Sunday, July 23, 2017

2 Cases of Resolved Chest Pain with Dynamic Terminal T-wave Inversion

Here are two different series of ECGs in 2 different patients with chest tightness/discomfort that resolved.

Case 1

A 20-something with chest tightness that later resolved.  Blood pressure was normal.

ECG, with chest tightness:

Later ECG, after resolution of chest discomfort

Later, continued pain free

What is your impression?

Case 2

A 50-something with substernal chest pressure all night, now resolved.

 Time zero, pain free

25 minutes, still pain free

6 hours

Next AM

What is your impression?

Here are ECGs side by side for comparison:
                   Case 2 is on the left                                                       Case 1 on the right

--Note on the left (Case 2) there is normal QRS voltage, whereas the voltage on the right (Case 1) is very high.
--Notice that on the right (Case 1), V4, along with having high voltage, has a small S-wave and a prominent J-wave.
--On the right (Case 1), in V2 and V3, notice the large U-wave. 
--V2 on the left (Case 2) is somewhat of an anomaly, with a qR-wave suggesting incomplete RBBB; try to ignore it for the purposes of this discussion.

These are all features of normal variant T-wave inversion.

Case 1:

This is classic for a benign pattern, especially in a young athlete.  You might be surprised that benign patterns can be dynamic (change with time), but they can be!!

Also telling is that when the patient had pain, he did not have a STEMI pattern.  Since Wellens' syndrome is the pain-free aftermath of an episode of chest pain associated with LAD occlusion, then at the time of active pain at which time an ECG was recorded, the ECG should have shown some evidence of STEMI, or at least of subtle acute LAD occlusion.  This first ECG is a normal variant ST elevation in a young male, with high voltage.  It does not represent LAD occlusion.

In such a case, one should not assume a benign etiology, but use serial troponins to verify that you are correct.  While it is true that, on rare occasion, Wellens' syndrome may have negative serial troponins, all such cases that I have seen were with earlier generation (less sensitive) troponins.


All troponins were below the level of detection up to 16 hours after presentation.

Case 2: 

These ECGs are classic Wellens' pattern, but also with an unusual lead V2.  I saw this patient and immediately knew the diagnosis.  The initial troponin I was 1.2 ng/mL (99% URL is 0.030 ng/mL).

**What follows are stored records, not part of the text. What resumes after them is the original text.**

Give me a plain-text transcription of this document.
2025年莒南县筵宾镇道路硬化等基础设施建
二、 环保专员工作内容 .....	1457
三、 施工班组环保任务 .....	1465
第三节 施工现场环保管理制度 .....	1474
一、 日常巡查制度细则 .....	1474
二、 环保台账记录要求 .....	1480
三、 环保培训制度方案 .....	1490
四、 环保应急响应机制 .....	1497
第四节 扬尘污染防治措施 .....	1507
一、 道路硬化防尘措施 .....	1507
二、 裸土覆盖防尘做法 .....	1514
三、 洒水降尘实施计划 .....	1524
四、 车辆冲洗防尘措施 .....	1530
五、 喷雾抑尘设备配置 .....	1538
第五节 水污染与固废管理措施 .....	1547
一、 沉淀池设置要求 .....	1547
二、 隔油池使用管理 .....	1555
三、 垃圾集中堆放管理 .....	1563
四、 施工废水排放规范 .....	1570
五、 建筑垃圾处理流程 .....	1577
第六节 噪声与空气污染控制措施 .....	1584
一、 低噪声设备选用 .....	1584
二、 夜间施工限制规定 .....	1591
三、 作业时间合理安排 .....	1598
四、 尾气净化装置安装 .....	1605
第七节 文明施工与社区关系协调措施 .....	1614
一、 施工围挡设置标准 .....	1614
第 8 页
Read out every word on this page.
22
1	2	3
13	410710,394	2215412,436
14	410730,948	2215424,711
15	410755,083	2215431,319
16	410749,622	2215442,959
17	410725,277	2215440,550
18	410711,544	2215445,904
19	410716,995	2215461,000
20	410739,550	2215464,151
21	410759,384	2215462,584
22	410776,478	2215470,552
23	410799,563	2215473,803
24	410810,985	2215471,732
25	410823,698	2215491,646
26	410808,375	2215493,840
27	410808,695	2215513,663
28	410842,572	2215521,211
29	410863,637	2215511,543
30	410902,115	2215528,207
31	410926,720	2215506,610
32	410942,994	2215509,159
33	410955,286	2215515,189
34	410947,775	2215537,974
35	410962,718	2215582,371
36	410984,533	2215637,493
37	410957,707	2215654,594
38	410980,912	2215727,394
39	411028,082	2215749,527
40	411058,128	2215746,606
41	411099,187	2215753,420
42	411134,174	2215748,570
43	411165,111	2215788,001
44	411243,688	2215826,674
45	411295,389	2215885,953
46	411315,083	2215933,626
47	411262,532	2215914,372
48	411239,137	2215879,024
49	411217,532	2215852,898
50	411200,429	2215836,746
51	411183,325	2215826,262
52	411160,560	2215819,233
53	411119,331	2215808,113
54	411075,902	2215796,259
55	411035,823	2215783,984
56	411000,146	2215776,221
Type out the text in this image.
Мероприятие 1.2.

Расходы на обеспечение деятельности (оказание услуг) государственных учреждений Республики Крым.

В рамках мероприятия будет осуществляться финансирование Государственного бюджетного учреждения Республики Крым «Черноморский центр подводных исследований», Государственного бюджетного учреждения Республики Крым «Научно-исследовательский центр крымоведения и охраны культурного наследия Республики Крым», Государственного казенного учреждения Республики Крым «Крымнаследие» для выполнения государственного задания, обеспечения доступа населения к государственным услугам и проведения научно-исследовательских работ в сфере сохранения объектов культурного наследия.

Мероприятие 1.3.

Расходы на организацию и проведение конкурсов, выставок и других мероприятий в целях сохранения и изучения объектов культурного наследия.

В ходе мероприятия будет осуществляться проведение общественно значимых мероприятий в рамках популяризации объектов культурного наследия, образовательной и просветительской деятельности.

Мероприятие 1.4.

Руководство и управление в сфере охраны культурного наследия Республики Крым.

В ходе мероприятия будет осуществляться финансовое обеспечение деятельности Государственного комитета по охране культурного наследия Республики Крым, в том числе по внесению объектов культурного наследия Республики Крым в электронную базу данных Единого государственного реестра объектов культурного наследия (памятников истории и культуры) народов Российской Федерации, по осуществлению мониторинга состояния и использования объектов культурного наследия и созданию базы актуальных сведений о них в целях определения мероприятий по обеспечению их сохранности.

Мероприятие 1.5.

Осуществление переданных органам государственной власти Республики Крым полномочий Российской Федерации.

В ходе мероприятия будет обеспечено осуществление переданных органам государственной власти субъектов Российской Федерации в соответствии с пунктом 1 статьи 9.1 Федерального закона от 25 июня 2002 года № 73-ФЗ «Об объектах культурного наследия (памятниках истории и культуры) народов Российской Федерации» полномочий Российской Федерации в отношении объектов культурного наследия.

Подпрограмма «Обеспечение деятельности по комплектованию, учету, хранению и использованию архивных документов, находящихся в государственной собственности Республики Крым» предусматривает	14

He went very quickly to the cath lab and had an 80% thrombotic occlusion of the LAD with TIMI II flow.

The "6 hour" and "Next AM" ECGs are after stent placement.

Learning Points:

1. Not all dynamic terminal T-wave inversion after resolution of chest pain is Wellens' syndrome.

2. Normal Variants may evolve.

3. There are features of normal variants that distinguish them from Wellens' waves.

4. Pretest probability is also important: 20-something vs. 50-something with chest pain.  That said, young people do get atherosclerotic plaque rupture and MI, and are easily dismissed!  See this case:

An intoxicated, agitated, 20-something with chest pain

Other Relevant Posts

Click on this link for a more complete discussion of T-wave inversion normal variants.

This case is amazing: Chest pain, Dynamic ST Elevation and T-waves, and High Voltage

Click here for more PseudoWellens cases.

Pseudo-Wellens' Syndrome due to Left Ventricular Hypertrophy (LVH)


  1. Nice cases dr. Smith. Af first sight both look like Wellens', but I suppose that high voltage should make you, at the very least, skeptic.

  2. Dear Dr Smith,
    For case No.1,
    If you didnt managed to capture the ECG taken on chest pain for comparison, and you only managed to get the ECG during pain free period, would you still be confident enough to call it benign T wave?

    1. Yes, it is classic for a benign pattern. But it takes time to learn these morphologies, so be careful!!

    2. can we call it repolarization abnormality instead of benign TWIs in case 1 pain free????